Lo faccio dopo pochi mesi, parto per Santo Domingo con lei che si innamora di quel luogo. Conosco un italiano che da anni lavora nell’isola come costruttore e installatore di impianti di aria condizionata e mi innamoro. E’ fatta. Scuola salesiana per la figlia, casa, lavoro, fidanzato: ho tutto. Metto in vendita la mia azienda in Italia e quando le cose stanno per sistemarsi accade qualcosa di imprevedibile. Incontro un uomo che mi sembra di conoscere, e certo, lo conosco: era stato un mio amore di quando avevo 15 anni. Scopro che sta vivendo la mia stessa esperienza: sposato, separato, un figlio dell’eta’ della mia. Ci innamoriamo, lascio il fidanzato di Santo Domingo, non vendo più l’azienda e proseguo con il mio lavoro sognando il giorno che me ne potrò andare dall’Italia. Iniziamo a conoscere il Costa Rica, terra splendida, gente solare, molta pace. Ci tengo a precisare che il luogo comune secondo cui tutto il mondo è paese è davvero valido, quindi anche qui la vita non e’ tutta rose e fiori. Veniamo altre volte qui in vacanza e poi la grande decisione: prendiamo casa e progettiamo la nostra vita in Costa Rica. Che meraviglia!

Guanacaste, Costarica donna felice 

I figli cominciano a lavorare con noi in azienda (si considerano ormai fratello e sorella) ma, pochi giorni prima di partire mi sento male.
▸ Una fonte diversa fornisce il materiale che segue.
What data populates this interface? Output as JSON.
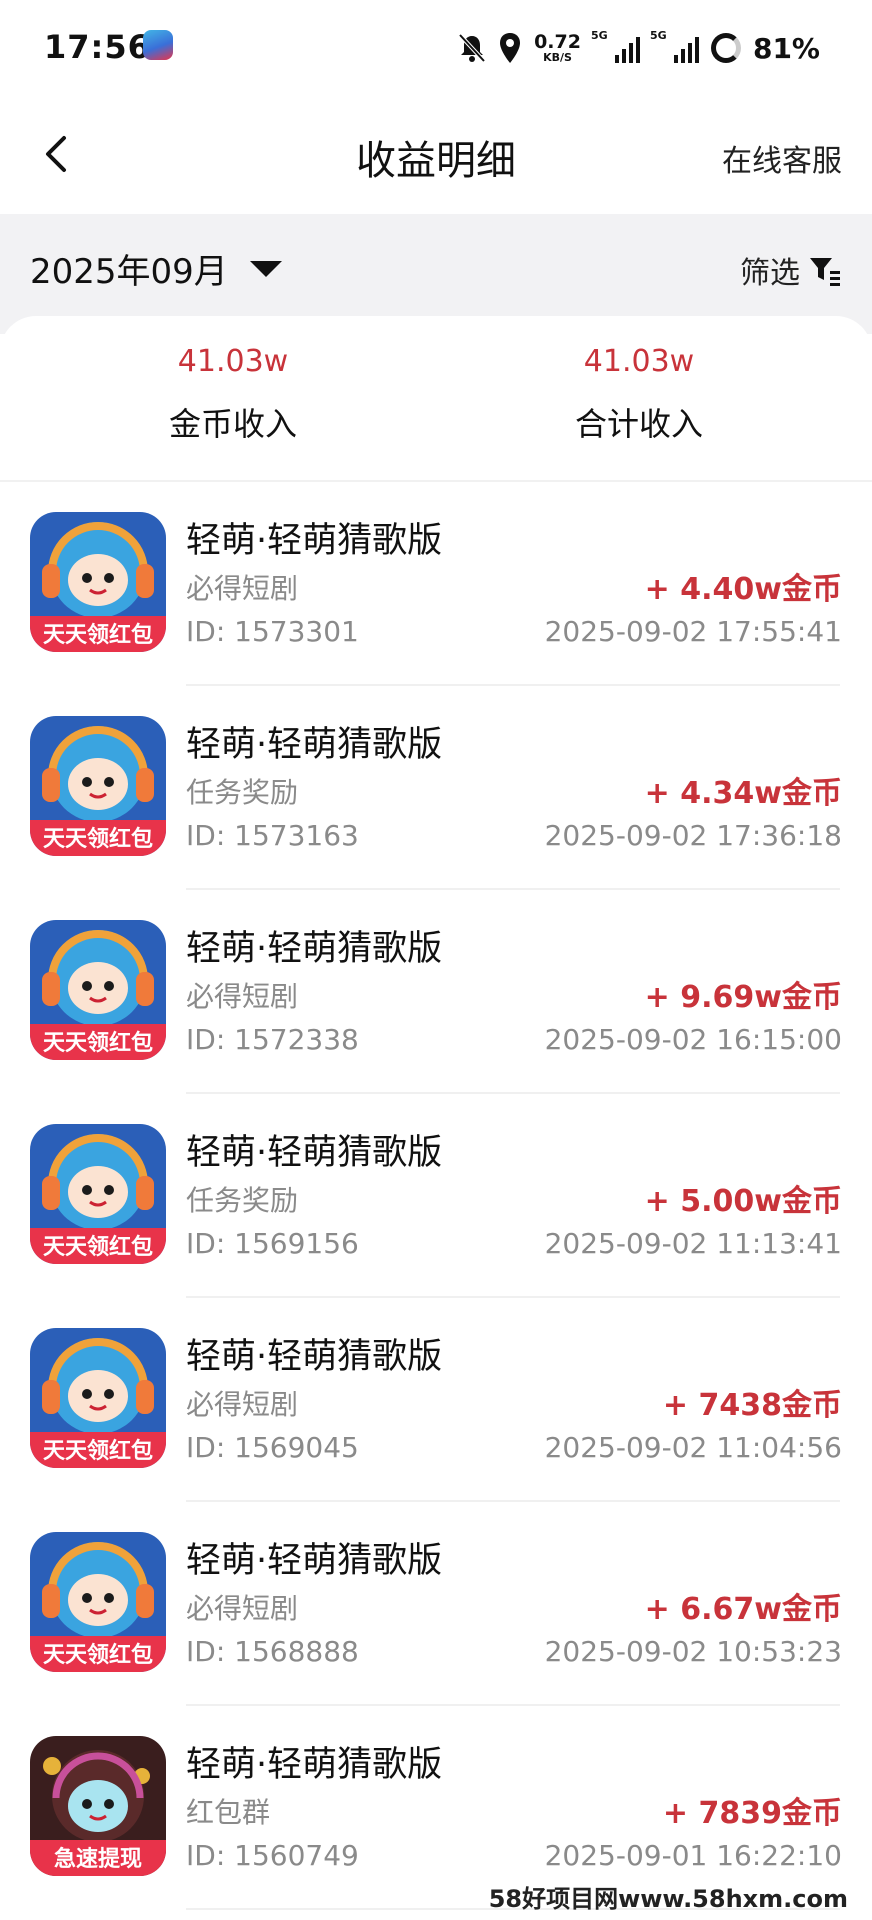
{
  "status_bar": {
    "time": "17:56",
    "net_speed_value": "0.72",
    "net_speed_unit": "KB/S",
    "signal1_label": "5G",
    "signal2_label": "5G",
    "battery": "81%"
  },
  "header": {
    "title": "收益明细",
    "service_link": "在线客服"
  },
  "month_bar": {
    "month": "2025年09月",
    "filter_label": "筛选"
  },
  "summary": {
    "coin_income_value": "41.03w",
    "coin_income_label": "金币收入",
    "total_income_value": "41.03w",
    "total_income_label": "合计收入"
  },
  "records": [
    {
      "title": "轻萌·轻萌猜歌版",
      "category": "必得短剧",
      "id": "ID: 1573301",
      "amount": "+ 4.40w金币",
      "time": "2025-09-02 17:55:41",
      "icon_banner": "天天领红包"
    },
    {
      "title": "轻萌·轻萌猜歌版",
      "category": "任务奖励",
      "id": "ID: 1573163",
      "amount": "+ 4.34w金币",
      "time": "2025-09-02 17:36:18",
      "icon_banner": "天天领红包"
    },
    {
      "title": "轻萌·轻萌猜歌版",
      "category": "必得短剧",
      "id": "ID: 1572338",
      "amount": "+ 9.69w金币",
      "time": "2025-09-02 16:15:00",
      "icon_banner": "天天领红包"
    },
    {
      "title": "轻萌·轻萌猜歌版",
      "category": "任务奖励",
      "id": "ID: 1569156",
      "amount": "+ 5.00w金币",
      "time": "2025-09-02 11:13:41",
      "icon_banner": "天天领红包"
    },
    {
      "title": "轻萌·轻萌猜歌版",
      "category": "必得短剧",
      "id": "ID: 1569045",
      "amount": "+ 7438金币",
      "time": "2025-09-02 11:04:56",
      "icon_banner": "天天领红包"
    },
    {
      "title": "轻萌·轻萌猜歌版",
      "category": "必得短剧",
      "id": "ID: 1568888",
      "amount": "+ 6.67w金币",
      "time": "2025-09-02 10:53:23",
      "icon_banner": "天天领红包"
    },
    {
      "title": "轻萌·轻萌猜歌版",
      "category": "红包群",
      "id": "ID: 1560749",
      "amount": "+ 7839金币",
      "time": "2025-09-01 16:22:10",
      "icon_banner": "急速提现"
    }
  ],
  "watermark": "58好项目网www.58hxm.com",
  "colors": {
    "accent_red": "#c8333a",
    "muted_text": "#8a8a8a",
    "band_background": "#f2f2f4"
  }
}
Dopo alcuni accertamenti, la diagnosi: tumore maligno al seno. Il mondo mi crolla addosso, la mia fiducia svanisce, desidero solo addormentarmi e non svegliarmi più, non me la sento più di lottare, voglio solo dormire, per sempre. Mi chiedo: ma perché proprio a me? Cosa ho fatto di male? Mi sento vittima di un’ingiustizia e prendo ad odiare tutti, odio la giovinezza di mia figlia, il mio uomo, gli amici, il mondo intero. Urlo contro Dio, non ho voglia di combattere e passo interi giorni a piangere guardando dalla finestra la vita che scorre anche senza di me. Vedo la gente sorridente, indaffarata, presa dai suoi mille pensieri e mi sento condannata forse a morire, subito o presto, chissà. Oppure costretta a lottare per cercare di vincere il male. Certo! Devo lottare per rispetto della vita, di chi mi ama, dei miei genitori e soprattutto per me stessa. Allora asciugo le lacrime, mi vesto, vado all’ospedale e dico al chirurgo: sono pronta, aiutami a combattere e a vincere. E’ stata una guerra difficile, menomata, senza capelli, senza forze ma con in compenso una grinta che non so da quale forza soprannaturale mi sia arrivata. E sono guarita, pronta per tornare in Costa Rica, paese in cui, per sei mesi all’anno, vivo da 5 anni. Da quest’anno ho fatto richiesta di residenza per potermi stabilire lì definitivamente, per questo negli ultimi mesi la mia vita e’ cambiata. Sono una donna felice: ho realizzato il mio grande sogno.